Diario Sur

Sevilla, 11 mar (EFE).- Proust, Mann, Brodsky, Morand, Rilke, Gautier y Barrés son algunos de los grandes escritores que llevaron Venecia a sus páginas, una tentación en la que también ha caído el poeta Juan Lamillar (Sevilla, 1957), quien ha revisado la historia artística y literaria de la ciudad en "Notas sobre Venecia".

Henry James estableció ya en 1869 que era imposible decir nada nuevo sobre Venecia -aunque él mismo se contradijo escribiendo sobre la ciudad-, mientras que Ramón Gómez de la Serna señaló que "el que sueña con Venecia es el que está en Venecia", unas advertencias que Lamillar no ha tenido en consideración al repasar la inspiración provocada por la ciudad en un librito en octavo de apenas un centenar y medio de páginas.

"En vez de elegir un título más literario o más evocador, se ha preferido la exactitud, 'Notas sobre Venecia', porque se trata de un conjunto de notas, de apuntes, de estampas que se han ido escribiendo con los recuerdos de dos visitas y con muchas horas de lectura de obras sobre una ciudad que tiene una bibliografía inagotable", ha dicho el autor a Efe.

El libro ha sido editado por Fórcola, lo cual supone otro guiño veneciano, ya que la 'fórcola' es el apoyo en el que el gondolero descansa el remo para maniobrar.

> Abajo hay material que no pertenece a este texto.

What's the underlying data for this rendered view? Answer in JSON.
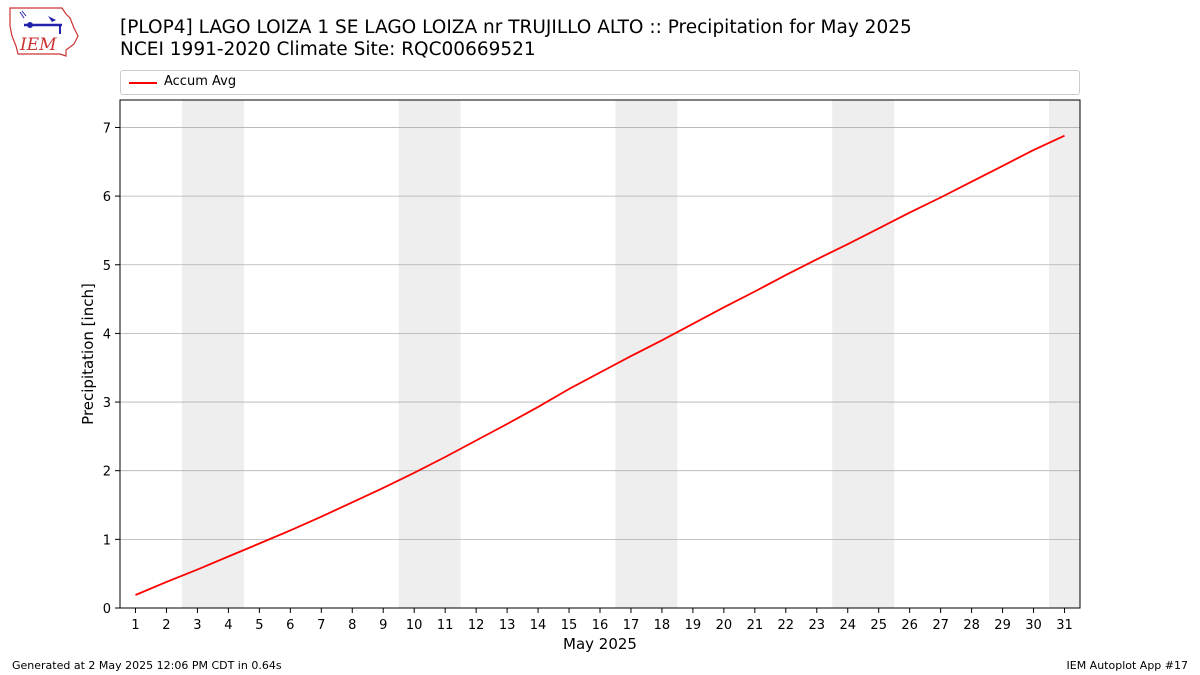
{
  "header": {
    "title_line1": "[PLOP4] LAGO LOIZA 1 SE LAGO LOIZA nr TRUJILLO ALTO :: Precipitation for May 2025",
    "title_line2": "NCEI 1991-2020 Climate Site: RQC00669521"
  },
  "logo": {
    "text": "IEM",
    "icon": "iem-logo-icon"
  },
  "footer": {
    "left": "Generated at 2 May 2025 12:06 PM CDT in 0.64s",
    "right": "IEM Autoplot App #17"
  },
  "chart_data": {
    "type": "line",
    "title": "[PLOP4] LAGO LOIZA 1 SE LAGO LOIZA nr TRUJILLO ALTO :: Precipitation for May 2025",
    "subtitle": "NCEI 1991-2020 Climate Site: RQC00669521",
    "xlabel": "May 2025",
    "ylabel": "Precipitation [inch]",
    "xlim": [
      0.5,
      31.5
    ],
    "ylim": [
      0,
      7.4
    ],
    "x_ticks": [
      1,
      2,
      3,
      4,
      5,
      6,
      7,
      8,
      9,
      10,
      11,
      12,
      13,
      14,
      15,
      16,
      17,
      18,
      19,
      20,
      21,
      22,
      23,
      24,
      25,
      26,
      27,
      28,
      29,
      30,
      31
    ],
    "y_ticks": [
      0,
      1,
      2,
      3,
      4,
      5,
      6,
      7
    ],
    "grid": "horizontal",
    "legend_position": "top",
    "weekend_shading": [
      [
        2.5,
        4.5
      ],
      [
        9.5,
        11.5
      ],
      [
        16.5,
        18.5
      ],
      [
        23.5,
        25.5
      ],
      [
        30.5,
        31.5
      ]
    ],
    "colors": {
      "shade": "#eeeeee",
      "grid": "#b0b0b0",
      "line": "#ff0000"
    },
    "series": [
      {
        "name": "Accum Avg",
        "color": "#ff0000",
        "x": [
          1,
          2,
          3,
          4,
          5,
          6,
          7,
          8,
          9,
          10,
          11,
          12,
          13,
          14,
          15,
          16,
          17,
          18,
          19,
          20,
          21,
          22,
          23,
          24,
          25,
          26,
          27,
          28,
          29,
          30,
          31
        ],
        "values": [
          0.19,
          0.38,
          0.56,
          0.75,
          0.94,
          1.13,
          1.33,
          1.54,
          1.75,
          1.97,
          2.2,
          2.44,
          2.68,
          2.93,
          3.19,
          3.43,
          3.67,
          3.9,
          4.14,
          4.38,
          4.61,
          4.85,
          5.08,
          5.3,
          5.53,
          5.76,
          5.98,
          6.21,
          6.44,
          6.67,
          6.88
        ]
      }
    ]
  }
}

"He querido combinar, pues, citas literarias, comentarios sobre algunas pinturas, evocación de personajes, de momentos históricos de la ciudad, anécdotas personales; hay un vago orden cronológico, pero he preferido ir mezclando los diversos motivos para dar al volumen un cierto aire de caleidoscopio", ha explicado Lamillar.

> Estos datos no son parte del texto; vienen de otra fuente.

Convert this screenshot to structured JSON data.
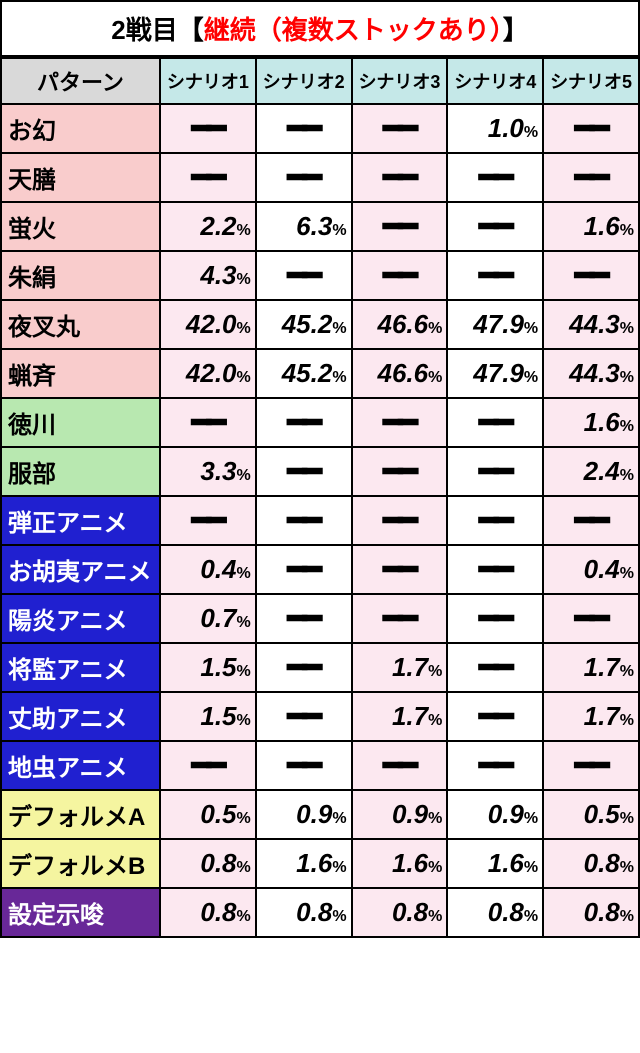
{
  "title": {
    "prefix": "2戦目【",
    "highlight": "継続（複数ストックあり）",
    "suffix": "】"
  },
  "headers": {
    "pattern": "パターン",
    "scenarios": [
      "シナリオ1",
      "シナリオ2",
      "シナリオ3",
      "シナリオ4",
      "シナリオ5"
    ]
  },
  "colors": {
    "pink": "#f9cccc",
    "green": "#b8e8b0",
    "blue": "#2020d0",
    "yellow": "#f5f5a0",
    "purple": "#682898",
    "lightpink_odd": "#fce8f0",
    "lightpink_even": "#ffffff",
    "header_gray": "#d9d9d9",
    "header_teal": "#c5e8e8"
  },
  "rows": [
    {
      "label": "お幻",
      "group": "pink",
      "values": [
        null,
        null,
        null,
        "1.0",
        null
      ]
    },
    {
      "label": "天膳",
      "group": "pink",
      "values": [
        null,
        null,
        null,
        null,
        null
      ]
    },
    {
      "label": "蛍火",
      "group": "pink",
      "values": [
        "2.2",
        "6.3",
        null,
        null,
        "1.6"
      ]
    },
    {
      "label": "朱絹",
      "group": "pink",
      "values": [
        "4.3",
        null,
        null,
        null,
        null
      ]
    },
    {
      "label": "夜叉丸",
      "group": "pink",
      "values": [
        "42.0",
        "45.2",
        "46.6",
        "47.9",
        "44.3"
      ]
    },
    {
      "label": "蝋斉",
      "group": "pink",
      "values": [
        "42.0",
        "45.2",
        "46.6",
        "47.9",
        "44.3"
      ]
    },
    {
      "label": "徳川",
      "group": "green",
      "values": [
        null,
        null,
        null,
        null,
        "1.6"
      ]
    },
    {
      "label": "服部",
      "group": "green",
      "values": [
        "3.3",
        null,
        null,
        null,
        "2.4"
      ]
    },
    {
      "label": "弾正アニメ",
      "group": "blue",
      "values": [
        null,
        null,
        null,
        null,
        null
      ]
    },
    {
      "label": "お胡夷アニメ",
      "group": "blue",
      "values": [
        "0.4",
        null,
        null,
        null,
        "0.4"
      ]
    },
    {
      "label": "陽炎アニメ",
      "group": "blue",
      "values": [
        "0.7",
        null,
        null,
        null,
        null
      ]
    },
    {
      "label": "将監アニメ",
      "group": "blue",
      "values": [
        "1.5",
        null,
        "1.7",
        null,
        "1.7"
      ]
    },
    {
      "label": "丈助アニメ",
      "group": "blue",
      "values": [
        "1.5",
        null,
        "1.7",
        null,
        "1.7"
      ]
    },
    {
      "label": "地虫アニメ",
      "group": "blue",
      "values": [
        null,
        null,
        null,
        null,
        null
      ]
    },
    {
      "label": "デフォルメA",
      "group": "yellow",
      "values": [
        "0.5",
        "0.9",
        "0.9",
        "0.9",
        "0.5"
      ]
    },
    {
      "label": "デフォルメB",
      "group": "yellow",
      "values": [
        "0.8",
        "1.6",
        "1.6",
        "1.6",
        "0.8"
      ]
    },
    {
      "label": "設定示唆",
      "group": "purple",
      "values": [
        "0.8",
        "0.8",
        "0.8",
        "0.8",
        "0.8"
      ]
    }
  ]
}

"No se trata, desde luego, ni de una historia de la ciudad ni de una guía turística; me parece que no he abusado de la erudición, pero a veces el dato preciso y quizá rebuscado me era necesario para 'colorear' una estampa", según Lamillar, quien ha añadido:

"Hay varios de estos apuntes en los que relaciono algunos aspectos de la vida veneciana y de su historia con la ciudad de Sevilla, con la que comparte, por ejemplo, el expolio napoleónico".

Ensayista, crítico y profesor, Lamillar ha seguido un curioso proceso para escribir este libro: "Iba anotando citas que me llamaban la atención y que encontraban su eco o su contrate en otras de autores diferentes; y engarzarlas o enfrentarlas en un mismo texto ha sido uno de los recursos para escribir algunas de la notas".

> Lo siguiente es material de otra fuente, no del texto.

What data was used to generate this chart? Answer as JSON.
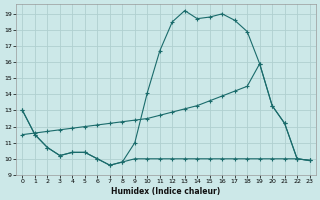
{
  "title": "",
  "xlabel": "Humidex (Indice chaleur)",
  "bg_color": "#cce8e8",
  "grid_color": "#b0d0d0",
  "line_color": "#1a6b6b",
  "xlim": [
    -0.5,
    23.5
  ],
  "ylim": [
    9,
    19.6
  ],
  "yticks": [
    9,
    10,
    11,
    12,
    13,
    14,
    15,
    16,
    17,
    18,
    19
  ],
  "xticks": [
    0,
    1,
    2,
    3,
    4,
    5,
    6,
    7,
    8,
    9,
    10,
    11,
    12,
    13,
    14,
    15,
    16,
    17,
    18,
    19,
    20,
    21,
    22,
    23
  ],
  "curve_x": [
    0,
    1,
    2,
    3,
    4,
    5,
    6,
    7,
    8,
    9,
    10,
    11,
    12,
    13,
    14,
    15,
    16,
    17,
    18,
    19,
    20,
    21,
    22,
    23
  ],
  "curve_y": [
    13.0,
    11.5,
    10.7,
    10.2,
    10.4,
    10.4,
    10.0,
    9.6,
    9.8,
    11.0,
    14.1,
    16.7,
    18.5,
    19.2,
    18.7,
    18.8,
    19.0,
    18.6,
    17.9,
    15.9,
    13.3,
    12.2,
    10.0,
    9.9
  ],
  "diag_x": [
    0,
    1,
    2,
    3,
    4,
    5,
    6,
    7,
    8,
    9,
    10,
    11,
    12,
    13,
    14,
    15,
    16,
    17,
    18,
    19,
    20,
    21,
    22,
    23
  ],
  "diag_y": [
    11.5,
    11.6,
    11.7,
    11.8,
    11.9,
    12.0,
    12.1,
    12.2,
    12.3,
    12.4,
    12.5,
    12.7,
    12.9,
    13.1,
    13.3,
    13.6,
    13.9,
    14.2,
    14.5,
    15.9,
    13.3,
    12.2,
    10.0,
    9.9
  ],
  "flat_x": [
    0,
    1,
    2,
    3,
    4,
    5,
    6,
    7,
    8,
    9,
    10,
    11,
    12,
    13,
    14,
    15,
    16,
    17,
    18,
    19,
    20,
    21,
    22,
    23
  ],
  "flat_y": [
    13.0,
    11.5,
    10.7,
    10.2,
    10.4,
    10.4,
    10.0,
    9.6,
    9.8,
    10.0,
    10.0,
    10.0,
    10.0,
    10.0,
    10.0,
    10.0,
    10.0,
    10.0,
    10.0,
    10.0,
    10.0,
    10.0,
    10.0,
    9.9
  ]
}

En este caso, el poeta dice deber mucho a las imágenes, a cuadros de diversas épocas, fotografías del XIX... Pero también al cine, "Amenaza en la sombra", "Anónimo veneciano" o "Muerte en Venecia"... Y a las evocaciones musicales, con notas dedicadas a Monteverdi o Vivaldi, pero sobre todo a Igor Stravinsky, que tanto la frecuentó y que pidió ser enterrado en San Michele.

Y estampas dedicadas al 'baile Beistegui', celebrado en el otoño de 1951, "para muchos la última gran fiesta europea; el millonario Carlos de Beistegui organizó una fiesta dieciochesca a la que acudieron, disfrazados, más de mil invitados: aristócratas, millonarios, artistas, gente del cine..."

Este contenido tan diverso, tanto en temática como en la distinta extensión de las notas, lo ha tratado de unificar Lamillar con el estilo "preciso, nada divagatorio, y con un punto irónico en ciertas observaciones, y en algunas no falta una mirada poética".

"Me ha interesado mucho la mirada de Ramón Gaya, que vivió allí, sobre la ciudad, expresada en sus diarios y su correspondencia, con opiniones de gran interés sobre los grandes pintores venecianos pero también sobre la vida cotidiana", ha añadido.

Lamillar también ha concedido importancia a "los nombres de las familias aristocráticas que van marcando la historia de la ciudad y que siguen configurando una sonora letanía; de ahí que se cite el verso de Guillén: 'Pero quedan los nombres'".